The case report demonstrates the successful use of a targeted therapy approach by incorporating a MEK inhibitor (Cobimetinib) in combination with chemotherapy for treating metastatic pancreatic adenocarcinoma harboring the G12R KRAS mutation. This personalized treatment strategy led to a favorable response and progressionfree survival for the patient. The favorable response and progression-free survival observed in this case report can be attributed to the targeted inhibition of the MEK pathway, which is dysregulated in pancreatic cancer cells expressing the G12R KRAS mutation. By combining the MEK inhibitor Cobimetinib with chemotherapy, the treatment regimen effectively targeted the patient's tumor. This case report also underscores the importance of exploring and understanding the unique molecular characteristics associated with specific KRAS mutations, as they may have implications for targeted therapy selection and treatment response prediction. Further large-scale studies are required to validate the efficacy of this treatment approach in patients with the G12R KRAS mutation.
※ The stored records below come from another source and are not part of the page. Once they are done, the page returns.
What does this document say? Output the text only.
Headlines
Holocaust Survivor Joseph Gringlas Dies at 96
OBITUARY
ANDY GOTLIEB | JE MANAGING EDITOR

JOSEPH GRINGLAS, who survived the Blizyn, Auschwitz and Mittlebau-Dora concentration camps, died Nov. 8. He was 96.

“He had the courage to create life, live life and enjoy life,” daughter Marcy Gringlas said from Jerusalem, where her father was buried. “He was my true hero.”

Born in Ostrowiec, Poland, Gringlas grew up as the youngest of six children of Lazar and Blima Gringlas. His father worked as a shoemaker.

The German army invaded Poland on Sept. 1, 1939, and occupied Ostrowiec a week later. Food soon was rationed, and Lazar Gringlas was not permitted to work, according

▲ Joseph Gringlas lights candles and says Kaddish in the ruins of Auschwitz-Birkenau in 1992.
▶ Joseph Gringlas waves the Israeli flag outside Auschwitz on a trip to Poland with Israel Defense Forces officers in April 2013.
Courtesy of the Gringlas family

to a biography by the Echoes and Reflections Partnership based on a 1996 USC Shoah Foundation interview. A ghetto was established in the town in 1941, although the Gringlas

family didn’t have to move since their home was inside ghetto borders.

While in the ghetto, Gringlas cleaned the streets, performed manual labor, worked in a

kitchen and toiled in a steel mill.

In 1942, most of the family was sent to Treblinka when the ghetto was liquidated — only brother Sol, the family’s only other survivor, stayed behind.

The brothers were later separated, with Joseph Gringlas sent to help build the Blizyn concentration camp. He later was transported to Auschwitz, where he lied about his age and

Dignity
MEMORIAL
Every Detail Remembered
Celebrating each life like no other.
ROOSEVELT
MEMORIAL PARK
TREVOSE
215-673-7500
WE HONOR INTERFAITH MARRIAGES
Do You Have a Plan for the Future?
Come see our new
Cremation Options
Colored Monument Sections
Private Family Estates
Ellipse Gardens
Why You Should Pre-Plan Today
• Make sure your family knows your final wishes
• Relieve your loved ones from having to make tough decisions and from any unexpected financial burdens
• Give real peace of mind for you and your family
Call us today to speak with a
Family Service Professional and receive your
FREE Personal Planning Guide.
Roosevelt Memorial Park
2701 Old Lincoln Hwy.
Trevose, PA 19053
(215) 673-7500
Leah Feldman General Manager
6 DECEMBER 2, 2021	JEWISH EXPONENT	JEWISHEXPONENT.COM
In managing pancreatic ductal adenocarcinoma (PDAC), performing genomic sequencing to detect the specific KRAS mutation variant is imperative. Most mutations occur at codon 12, with our patient categorizing as a G12R variant. In this manuscript, we are describing a case report of advanced metastatic pancreatic adenocarcinoma, which has been treated with a combination of chemotherapy and the MEK inhibitor Cobimetinib, leading to progressionfree results for the past five months. This phenomenon has not been observed extensively and warrants further discussion within oncological societies. This case report is a good example of in-vitro and in-vivo model successes transcending to clinical benefits.